Articles

Might we in the future have a single data base storing all human knowledge?

Over recent years, knowledge bases such as Wikipedia, Allociné, or social networks such as Facebook have multiplied via the Internet. These bases, built up by Internauts or created automatically by computers, are becoming more and more important or containing more and more data. The problem is that their size makes them extremely difficult to handle and even to study. We can deduce that studies on large-scale data bases would be highly valuable at the present time.

Might we in the future have a single data base storing all human knowledge?

Essentially, a data base is a graph in which each node represents a concept and each link a special relationship between two concepts. These links are therefore of different natures. For example, social networks are data bases where the nodes are people and the link are those that interconnect the people. Today's data bases, such as the social networks or knowledge bases (Allociné, Imdb ...) have millions of nodes and often a hundred or more types of relationship possible. Most bases are collaborative, i.e., these are augmented and improved by the Internauts themselves. They may, naturally, contain errors or double entries. Other vases are created by robots that collect their information from the Web, and consequently, they also are error-prone.

If we wish to fully and efficiently use the bases, then we must be able to identify and correct errors. However, according to Antoine BORDES "the bases have now reached a size such that the error seeking analysis cannot be carried out by human agents. We have to come up with a system to handle them and a software package designed to extract data that doe not appertain to the regularities that underpin the data (as identified by the software above). In most instances, the analysts are faced with false data and they require new investigation."

The ANR project supervised and managed by Antoine BORDES began in January 2013 for duration of 4 years. The objective assigned is to "make the bases more readable and simpler by summary techniques". In order to do this, the UTC Heudiasyc Laboratory will project the bases studied into a vectorial space so that the links among nodes using probability functions. The probability values will enable the research scientists to establish distances between nodes and therefore identify forms of similarity between some nodes. The aim is to group together millions of nodes that more or less contain all the data.

Modelling the data base allows you to see the regular features, i.e., those groups of entities that express similarities or links that express similar things. The vectorial space can then be projected to a 2D surface helping visualisation and analysis. Thus, explains Antoine BORDES "by applying these calculations to the Wordnet data base, where each node represents a group of the word sleeve, which can carry several meanings will be represented by as many nodes as there are meanings), and each link the lexical relationships among the lexicographic meanings (thus, a sleeve is part of a pullover). We can start with a word and determine the other words or synonyms that are "closest" in meaning or connotation".

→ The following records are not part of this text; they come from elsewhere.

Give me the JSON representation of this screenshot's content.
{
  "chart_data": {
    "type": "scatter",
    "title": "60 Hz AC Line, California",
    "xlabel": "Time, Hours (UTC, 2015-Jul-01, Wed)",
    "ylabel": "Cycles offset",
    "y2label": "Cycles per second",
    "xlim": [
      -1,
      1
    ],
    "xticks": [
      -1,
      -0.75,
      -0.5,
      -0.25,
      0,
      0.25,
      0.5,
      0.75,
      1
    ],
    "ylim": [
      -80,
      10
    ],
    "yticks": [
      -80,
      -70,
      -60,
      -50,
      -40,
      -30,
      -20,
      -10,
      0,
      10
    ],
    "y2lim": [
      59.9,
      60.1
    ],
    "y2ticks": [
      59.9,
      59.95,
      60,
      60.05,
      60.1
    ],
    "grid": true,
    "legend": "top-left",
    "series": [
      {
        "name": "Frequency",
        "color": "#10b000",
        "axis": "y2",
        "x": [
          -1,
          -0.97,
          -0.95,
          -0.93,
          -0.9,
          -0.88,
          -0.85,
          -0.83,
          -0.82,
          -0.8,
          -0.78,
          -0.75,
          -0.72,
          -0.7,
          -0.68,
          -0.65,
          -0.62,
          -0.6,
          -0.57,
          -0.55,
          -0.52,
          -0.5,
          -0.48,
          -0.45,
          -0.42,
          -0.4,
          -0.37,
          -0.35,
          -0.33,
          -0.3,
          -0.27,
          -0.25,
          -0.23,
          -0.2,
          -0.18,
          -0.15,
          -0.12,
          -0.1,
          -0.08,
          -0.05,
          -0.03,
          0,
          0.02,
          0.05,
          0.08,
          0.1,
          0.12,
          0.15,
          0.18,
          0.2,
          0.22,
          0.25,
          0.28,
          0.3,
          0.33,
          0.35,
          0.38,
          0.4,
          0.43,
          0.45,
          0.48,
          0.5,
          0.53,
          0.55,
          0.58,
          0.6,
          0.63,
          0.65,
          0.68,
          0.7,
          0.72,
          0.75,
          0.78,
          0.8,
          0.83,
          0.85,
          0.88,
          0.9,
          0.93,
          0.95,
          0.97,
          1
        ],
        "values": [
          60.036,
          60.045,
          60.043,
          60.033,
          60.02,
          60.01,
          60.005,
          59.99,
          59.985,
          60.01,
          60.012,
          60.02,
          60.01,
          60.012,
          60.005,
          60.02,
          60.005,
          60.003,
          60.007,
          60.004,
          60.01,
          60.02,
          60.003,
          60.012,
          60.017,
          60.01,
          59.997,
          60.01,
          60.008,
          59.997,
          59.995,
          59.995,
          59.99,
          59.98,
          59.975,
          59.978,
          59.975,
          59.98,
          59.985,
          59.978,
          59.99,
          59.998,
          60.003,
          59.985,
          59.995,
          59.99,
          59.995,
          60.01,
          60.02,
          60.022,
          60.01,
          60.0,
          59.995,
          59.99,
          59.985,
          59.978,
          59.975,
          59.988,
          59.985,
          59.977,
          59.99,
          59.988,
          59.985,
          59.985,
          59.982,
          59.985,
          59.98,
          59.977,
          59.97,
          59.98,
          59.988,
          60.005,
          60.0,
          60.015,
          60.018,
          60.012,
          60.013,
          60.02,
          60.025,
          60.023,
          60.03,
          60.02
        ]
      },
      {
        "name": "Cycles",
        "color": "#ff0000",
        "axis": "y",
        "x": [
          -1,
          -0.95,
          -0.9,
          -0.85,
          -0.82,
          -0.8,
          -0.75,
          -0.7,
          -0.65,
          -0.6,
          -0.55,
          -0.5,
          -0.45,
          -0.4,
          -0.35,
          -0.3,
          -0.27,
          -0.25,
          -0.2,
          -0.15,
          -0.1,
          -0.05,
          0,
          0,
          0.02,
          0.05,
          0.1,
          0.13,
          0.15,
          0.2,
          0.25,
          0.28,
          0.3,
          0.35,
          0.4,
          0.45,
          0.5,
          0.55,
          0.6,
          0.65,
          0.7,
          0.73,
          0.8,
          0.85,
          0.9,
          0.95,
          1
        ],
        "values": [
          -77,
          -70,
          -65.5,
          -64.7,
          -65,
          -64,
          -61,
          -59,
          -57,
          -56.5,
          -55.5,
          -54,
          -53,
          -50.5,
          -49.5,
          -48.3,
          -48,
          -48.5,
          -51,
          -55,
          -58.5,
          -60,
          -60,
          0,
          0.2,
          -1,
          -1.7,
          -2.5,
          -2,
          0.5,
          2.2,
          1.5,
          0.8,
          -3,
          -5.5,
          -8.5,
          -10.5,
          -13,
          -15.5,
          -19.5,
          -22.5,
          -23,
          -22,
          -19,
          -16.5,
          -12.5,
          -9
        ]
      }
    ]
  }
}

The algorithm used groups together several European countries, but can also be used to "see" countries close to Europe but not Member States. The algorithm can then suggest missing links or relationships in the knowledge base, using a probabilistic method. It could therefore prove extremely useful to suggest new links in social networks, for example. Likewise it could serve in genetic engineering, using the protein and gene bases to suggest possible interactions between a gene and a given protein, even if, as Antoine points out "this will never replace conventional genetic research, but could suggest new areas for research scientists to investigate".

A longer range objective of the project would consist of merging several complementary knowledge bases together, thereby avoiding double entries, the latter stemming from different encoding procedures. As an example, if we merge two cinema bases, with the link "actor So-and-so played in this film" and "this film's actors are" will inevitably lead to double entries. Our algorithm will detect this and delete as appropriate. Once the bases are correctly merged and 'cleaned up' (double entries, etc. ), they can provide far more information and with a much better quality.